Full‐time state and local government employees in Indiana are undercompensated by 7.5%, when compared with otherwise similar private‐sector workers.1 A rigorous analysis using a comprehensive monthly database2 that includes the necessary variables—education, experience, hours of work, organizational size, gender, race, ethnicity, citizenship, and disability—provides the most accurate comparison of public‐ and private‐sector compensation in Indiana.
The facts:
• On an annual basis, full‐time state and local employees and school employees are undercompensated by 7.5% in Indiana, in comparison to otherwise similar private‐sector workers. When comparisons are made for differences in annual hours worked, the gap remains, albeit at a smaller percentage of 5.9%.
• Indiana public‐sector workers are more highly educated than private‐sector workers; 49% of full‐time Indiana public‐sector workers hold at least a four‐year college degree, compared with 24% of full‐time private‐sector workers.
• College‐educated public‐sector workers earn 6% less in total compensation than private‐sector employees, a disparity that grows even larger, however, when comparing professional employees, such as lawyers and doctors.
• In addition to having higher education levels, Indiana state and local government employees, on average, are also more experienced (24.1 years) than their private‐sector counterparts (21.6 years).
• Public employees—like all other American workers—have been victims of the worst recession since the Great Depression. In fact, severe financial problems as a result of the Great Recession have forced state, county, and municipal officials across the country to make massive cuts in spending. As a result, tens of thousands of public‐sector employees have been laid off and thousands more have been subject to forced furloughs, pay freezes, and cuts in benefits.

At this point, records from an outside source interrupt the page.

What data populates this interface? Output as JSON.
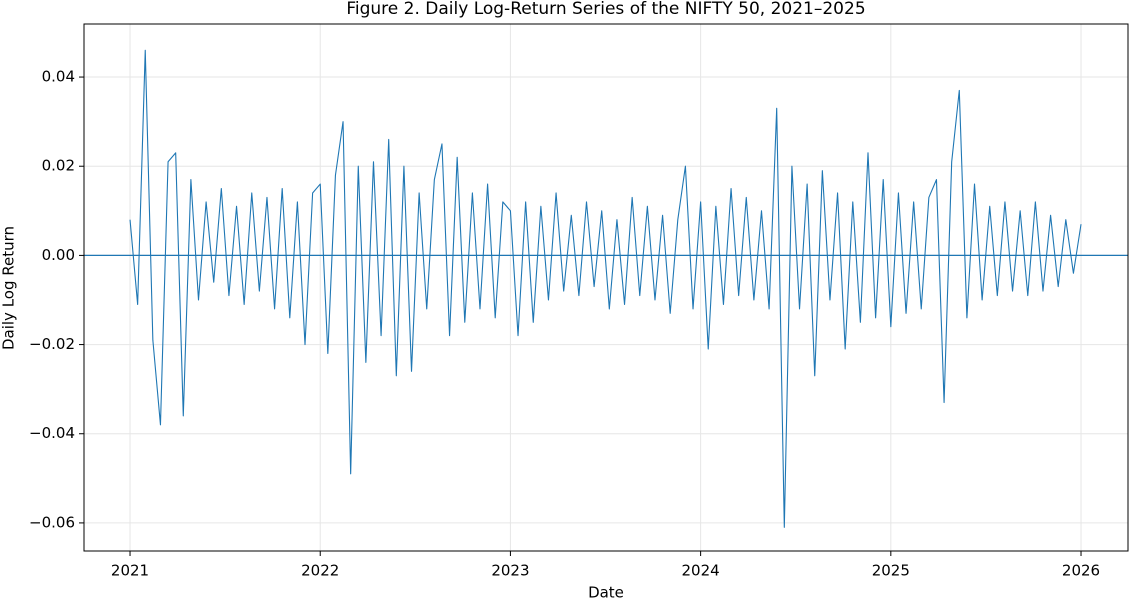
{
  "chart_data": {
    "type": "line",
    "title": "Figure 2. Daily Log-Return Series of the NIFTY 50, 2021–2025",
    "xlabel": "Date",
    "ylabel": "Daily Log Return",
    "x": [
      2021.0,
      2021.04,
      2021.08,
      2021.12,
      2021.16,
      2021.2,
      2021.24,
      2021.28,
      2021.32,
      2021.36,
      2021.4,
      2021.44,
      2021.48,
      2021.52,
      2021.56,
      2021.6,
      2021.64,
      2021.68,
      2021.72,
      2021.76,
      2021.8,
      2021.84,
      2021.88,
      2021.92,
      2021.96,
      2022.0,
      2022.04,
      2022.08,
      2022.12,
      2022.16,
      2022.2,
      2022.24,
      2022.28,
      2022.32,
      2022.36,
      2022.4,
      2022.44,
      2022.48,
      2022.52,
      2022.56,
      2022.6,
      2022.64,
      2022.68,
      2022.72,
      2022.76,
      2022.8,
      2022.84,
      2022.88,
      2022.92,
      2022.96,
      2023.0,
      2023.04,
      2023.08,
      2023.12,
      2023.16,
      2023.2,
      2023.24,
      2023.28,
      2023.32,
      2023.36,
      2023.4,
      2023.44,
      2023.48,
      2023.52,
      2023.56,
      2023.6,
      2023.64,
      2023.68,
      2023.72,
      2023.76,
      2023.8,
      2023.84,
      2023.88,
      2023.92,
      2023.96,
      2024.0,
      2024.04,
      2024.08,
      2024.12,
      2024.16,
      2024.2,
      2024.24,
      2024.28,
      2024.32,
      2024.36,
      2024.4,
      2024.44,
      2024.48,
      2024.52,
      2024.56,
      2024.6,
      2024.64,
      2024.68,
      2024.72,
      2024.76,
      2024.8,
      2024.84,
      2024.88,
      2024.92,
      2024.96,
      2025.0,
      2025.04,
      2025.08,
      2025.12,
      2025.16,
      2025.2,
      2025.24,
      2025.28,
      2025.32,
      2025.36,
      2025.4,
      2025.44,
      2025.48,
      2025.52,
      2025.56,
      2025.6,
      2025.64,
      2025.68,
      2025.72,
      2025.76,
      2025.8,
      2025.84,
      2025.88,
      2025.92,
      2025.96,
      2026.0
    ],
    "series": [
      {
        "color": "#1f77b4",
        "values": [
          0.008,
          -0.011,
          0.046,
          -0.019,
          -0.038,
          0.021,
          0.023,
          -0.036,
          0.017,
          -0.01,
          0.012,
          -0.006,
          0.015,
          -0.009,
          0.011,
          -0.011,
          0.014,
          -0.008,
          0.013,
          -0.012,
          0.015,
          -0.014,
          0.012,
          -0.02,
          0.014,
          0.016,
          -0.022,
          0.018,
          0.03,
          -0.049,
          0.02,
          -0.024,
          0.021,
          -0.018,
          0.026,
          -0.027,
          0.02,
          -0.026,
          0.014,
          -0.012,
          0.017,
          0.025,
          -0.018,
          0.022,
          -0.015,
          0.014,
          -0.012,
          0.016,
          -0.014,
          0.012,
          0.01,
          -0.018,
          0.012,
          -0.015,
          0.011,
          -0.01,
          0.014,
          -0.008,
          0.009,
          -0.009,
          0.012,
          -0.007,
          0.01,
          -0.012,
          0.008,
          -0.011,
          0.013,
          -0.009,
          0.011,
          -0.01,
          0.009,
          -0.013,
          0.008,
          0.02,
          -0.012,
          0.012,
          -0.021,
          0.011,
          -0.011,
          0.015,
          -0.009,
          0.013,
          -0.01,
          0.01,
          -0.012,
          0.033,
          -0.061,
          0.02,
          -0.012,
          0.016,
          -0.027,
          0.019,
          -0.01,
          0.014,
          -0.021,
          0.012,
          -0.015,
          0.023,
          -0.014,
          0.017,
          -0.016,
          0.014,
          -0.013,
          0.012,
          -0.012,
          0.013,
          0.017,
          -0.033,
          0.021,
          0.037,
          -0.014,
          0.016,
          -0.01,
          0.011,
          -0.009,
          0.012,
          -0.008,
          0.01,
          -0.009,
          0.012,
          -0.008,
          0.009,
          -0.007,
          0.008,
          -0.004,
          0.007
        ]
      }
    ],
    "hline": 0,
    "xlim": [
      2020.758,
      2026.247
    ],
    "xticks": [
      2021,
      2022,
      2023,
      2024,
      2025,
      2026
    ],
    "ylim": [
      -0.0663,
      0.0519
    ],
    "yticks": [
      {
        "value": -0.06,
        "label": "−0.06"
      },
      {
        "value": -0.04,
        "label": "−0.04"
      },
      {
        "value": -0.02,
        "label": "−0.02"
      },
      {
        "value": 0,
        "label": "0.00"
      },
      {
        "value": 0.02,
        "label": "0.02"
      },
      {
        "value": 0.04,
        "label": "0.04"
      }
    ],
    "grid": true
  }
}
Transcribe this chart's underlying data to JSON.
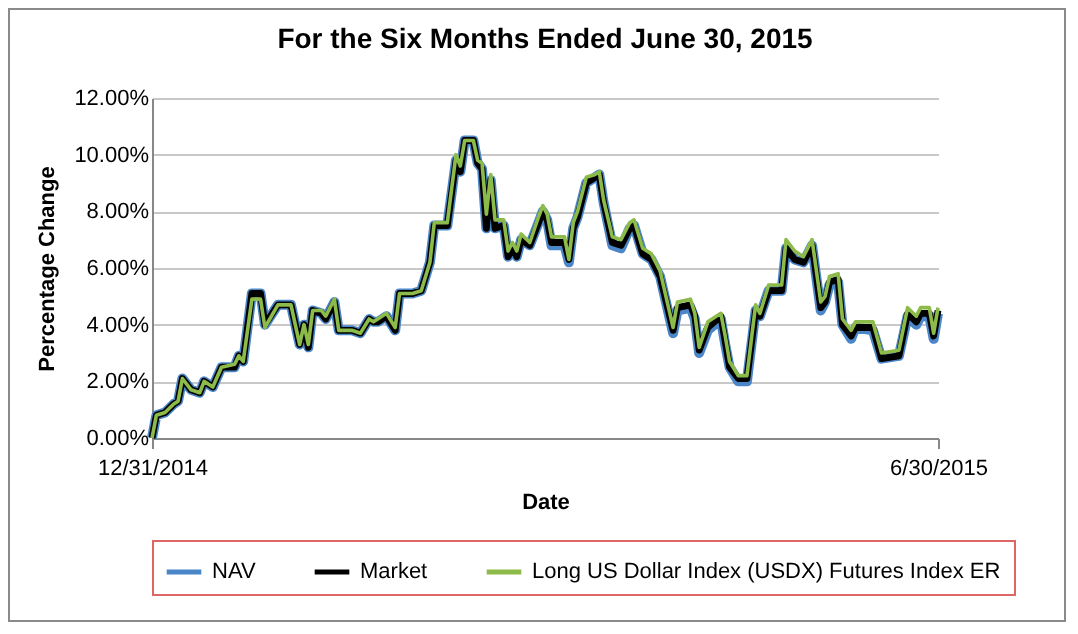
{
  "chart_data": {
    "type": "line",
    "title": "For the Six Months Ended June 30, 2015",
    "xlabel": "Date",
    "ylabel": "Percentage Change",
    "x": [
      "2014-12-31",
      "2015-01-01",
      "2015-01-03",
      "2015-01-05",
      "2015-01-06",
      "2015-01-07",
      "2015-01-09",
      "2015-01-11",
      "2015-01-12",
      "2015-01-14",
      "2015-01-16",
      "2015-01-19",
      "2015-01-20",
      "2015-01-21",
      "2015-01-23",
      "2015-01-25",
      "2015-01-26",
      "2015-01-29",
      "2015-02-01",
      "2015-02-03",
      "2015-02-04",
      "2015-02-05",
      "2015-02-06",
      "2015-02-08",
      "2015-02-09",
      "2015-02-11",
      "2015-02-12",
      "2015-02-15",
      "2015-02-17",
      "2015-02-19",
      "2015-02-20",
      "2015-02-21",
      "2015-02-23",
      "2015-02-25",
      "2015-02-26",
      "2015-03-01",
      "2015-03-03",
      "2015-03-05",
      "2015-03-06",
      "2015-03-09",
      "2015-03-11",
      "2015-03-12",
      "2015-03-13",
      "2015-03-15",
      "2015-03-16",
      "2015-03-17",
      "2015-03-18",
      "2015-03-19",
      "2015-03-20",
      "2015-03-22",
      "2015-03-23",
      "2015-03-24",
      "2015-03-25",
      "2015-03-26",
      "2015-03-28",
      "2015-03-30",
      "2015-03-31",
      "2015-04-01",
      "2015-04-02",
      "2015-04-05",
      "2015-04-06",
      "2015-04-07",
      "2015-04-08",
      "2015-04-10",
      "2015-04-12",
      "2015-04-13",
      "2015-04-14",
      "2015-04-16",
      "2015-04-18",
      "2015-04-20",
      "2015-04-21",
      "2015-04-23",
      "2015-04-25",
      "2015-04-27",
      "2015-04-30",
      "2015-05-01",
      "2015-05-04",
      "2015-05-05",
      "2015-05-06",
      "2015-05-08",
      "2015-05-11",
      "2015-05-12",
      "2015-05-13",
      "2015-05-15",
      "2015-05-17",
      "2015-05-19",
      "2015-05-20",
      "2015-05-22",
      "2015-05-25",
      "2015-05-26",
      "2015-05-28",
      "2015-05-30",
      "2015-06-01",
      "2015-06-03",
      "2015-06-04",
      "2015-06-05",
      "2015-06-07",
      "2015-06-08",
      "2015-06-10",
      "2015-06-11",
      "2015-06-15",
      "2015-06-17",
      "2015-06-21",
      "2015-06-23",
      "2015-06-25",
      "2015-06-26",
      "2015-06-28",
      "2015-06-29",
      "2015-06-30"
    ],
    "series": [
      {
        "name": "NAV",
        "color": "#4a86c8",
        "values": [
          0,
          0.8,
          0.9,
          1.2,
          1.3,
          2.1,
          1.7,
          1.6,
          2.0,
          1.8,
          2.5,
          2.5,
          2.9,
          2.7,
          5.1,
          5.1,
          4.0,
          4.7,
          4.7,
          3.3,
          4.0,
          3.2,
          4.5,
          4.4,
          4.2,
          4.8,
          3.8,
          3.8,
          3.7,
          4.2,
          4.1,
          4.1,
          4.3,
          3.8,
          5.1,
          5.1,
          5.2,
          6.2,
          7.5,
          7.5,
          9.8,
          9.4,
          10.5,
          10.5,
          9.7,
          9.5,
          7.4,
          9.1,
          7.4,
          7.5,
          6.4,
          6.7,
          6.4,
          7.0,
          6.8,
          7.6,
          8.0,
          7.7,
          6.8,
          6.8,
          6.2,
          7.4,
          7.8,
          9.0,
          9.2,
          9.3,
          8.3,
          6.8,
          6.7,
          7.4,
          7.5,
          6.5,
          6.3,
          5.7,
          3.7,
          4.5,
          4.6,
          4.2,
          3.0,
          3.8,
          4.2,
          3.3,
          2.5,
          2.0,
          2.0,
          4.5,
          4.3,
          5.2,
          5.2,
          6.7,
          6.3,
          6.2,
          6.8,
          4.5,
          4.8,
          5.4,
          5.5,
          4.0,
          3.5,
          3.9,
          3.8,
          2.8,
          2.9,
          4.3,
          4.0,
          4.3,
          4.3,
          3.5,
          4.4
        ]
      },
      {
        "name": "Market",
        "color": "#000000",
        "values": [
          0,
          0.8,
          0.9,
          1.2,
          1.3,
          2.1,
          1.7,
          1.6,
          2.0,
          1.8,
          2.5,
          2.5,
          2.9,
          2.7,
          5.1,
          5.1,
          4.0,
          4.7,
          4.7,
          3.3,
          4.0,
          3.2,
          4.5,
          4.4,
          4.2,
          4.8,
          3.8,
          3.8,
          3.7,
          4.2,
          4.1,
          4.1,
          4.3,
          3.8,
          5.1,
          5.1,
          5.2,
          6.2,
          7.5,
          7.5,
          9.8,
          9.4,
          10.5,
          10.5,
          9.7,
          9.5,
          7.4,
          9.1,
          7.4,
          7.5,
          6.4,
          6.7,
          6.4,
          7.0,
          6.8,
          7.6,
          8.0,
          7.7,
          6.9,
          6.9,
          6.3,
          7.4,
          7.8,
          9.0,
          9.2,
          9.3,
          8.3,
          6.9,
          6.8,
          7.4,
          7.5,
          6.5,
          6.3,
          5.7,
          3.8,
          4.6,
          4.7,
          4.3,
          3.1,
          3.9,
          4.3,
          3.4,
          2.5,
          2.1,
          2.1,
          4.5,
          4.3,
          5.2,
          5.2,
          6.7,
          6.3,
          6.2,
          6.8,
          4.6,
          4.8,
          5.5,
          5.6,
          4.0,
          3.6,
          3.9,
          3.9,
          2.8,
          2.9,
          4.4,
          4.1,
          4.4,
          4.4,
          3.6,
          4.5
        ]
      },
      {
        "name": "Long US Dollar Index (USDX) Futures Index ER",
        "color": "#8dbb4a",
        "values": [
          0,
          0.8,
          0.9,
          1.2,
          1.3,
          2.1,
          1.7,
          1.6,
          2.0,
          1.8,
          2.5,
          2.6,
          2.9,
          2.7,
          4.9,
          4.9,
          3.9,
          4.7,
          4.7,
          3.3,
          4.0,
          3.3,
          4.5,
          4.5,
          4.3,
          4.9,
          3.8,
          3.8,
          3.7,
          4.2,
          4.1,
          4.2,
          4.4,
          3.9,
          5.1,
          5.1,
          5.2,
          6.2,
          7.6,
          7.6,
          10.0,
          9.6,
          10.5,
          10.5,
          9.8,
          9.7,
          7.9,
          9.3,
          7.7,
          7.7,
          6.6,
          6.9,
          6.6,
          7.2,
          6.9,
          7.8,
          8.2,
          7.9,
          7.1,
          7.1,
          6.3,
          7.6,
          8.0,
          9.2,
          9.3,
          9.4,
          8.4,
          7.1,
          7.0,
          7.6,
          7.7,
          6.7,
          6.5,
          5.9,
          3.9,
          4.8,
          4.9,
          4.4,
          3.2,
          4.1,
          4.4,
          3.6,
          2.7,
          2.2,
          2.2,
          4.7,
          4.4,
          5.4,
          5.4,
          7.0,
          6.6,
          6.4,
          7.0,
          4.8,
          5.0,
          5.7,
          5.8,
          4.2,
          3.8,
          4.1,
          4.1,
          3.0,
          3.1,
          4.6,
          4.3,
          4.6,
          4.6,
          3.7,
          4.6
        ]
      }
    ],
    "xlim": [
      "2014-12-31",
      "2015-06-30"
    ],
    "xticks": [
      {
        "value": "2014-12-31",
        "label": "12/31/2014"
      },
      {
        "value": "2015-06-30",
        "label": "6/30/2015"
      }
    ],
    "ylim": [
      0,
      12
    ],
    "yticks": [
      {
        "value": 0,
        "label": "0.00%"
      },
      {
        "value": 2,
        "label": "2.00%"
      },
      {
        "value": 4,
        "label": "4.00%"
      },
      {
        "value": 6,
        "label": "6.00%"
      },
      {
        "value": 8,
        "label": "8.00%"
      },
      {
        "value": 10,
        "label": "10.00%"
      },
      {
        "value": 12,
        "label": "12.00%"
      }
    ],
    "grid": "y",
    "legend": "bottom"
  }
}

1 See the 2011 EPI Briefing Paper, Are Indiana Public Employees Overcompensated?, by Labor and Employment Relations Professor Jeffrey Keefe, Rutgers University. The study uses data collected primarily from the National Compensation Survey, and in accordance with standard survey practice, focuses on year‐round, full‐time public‐ and private‐sector employees. 2 U.S. Census Bureau and Bureau of Labor Statistics.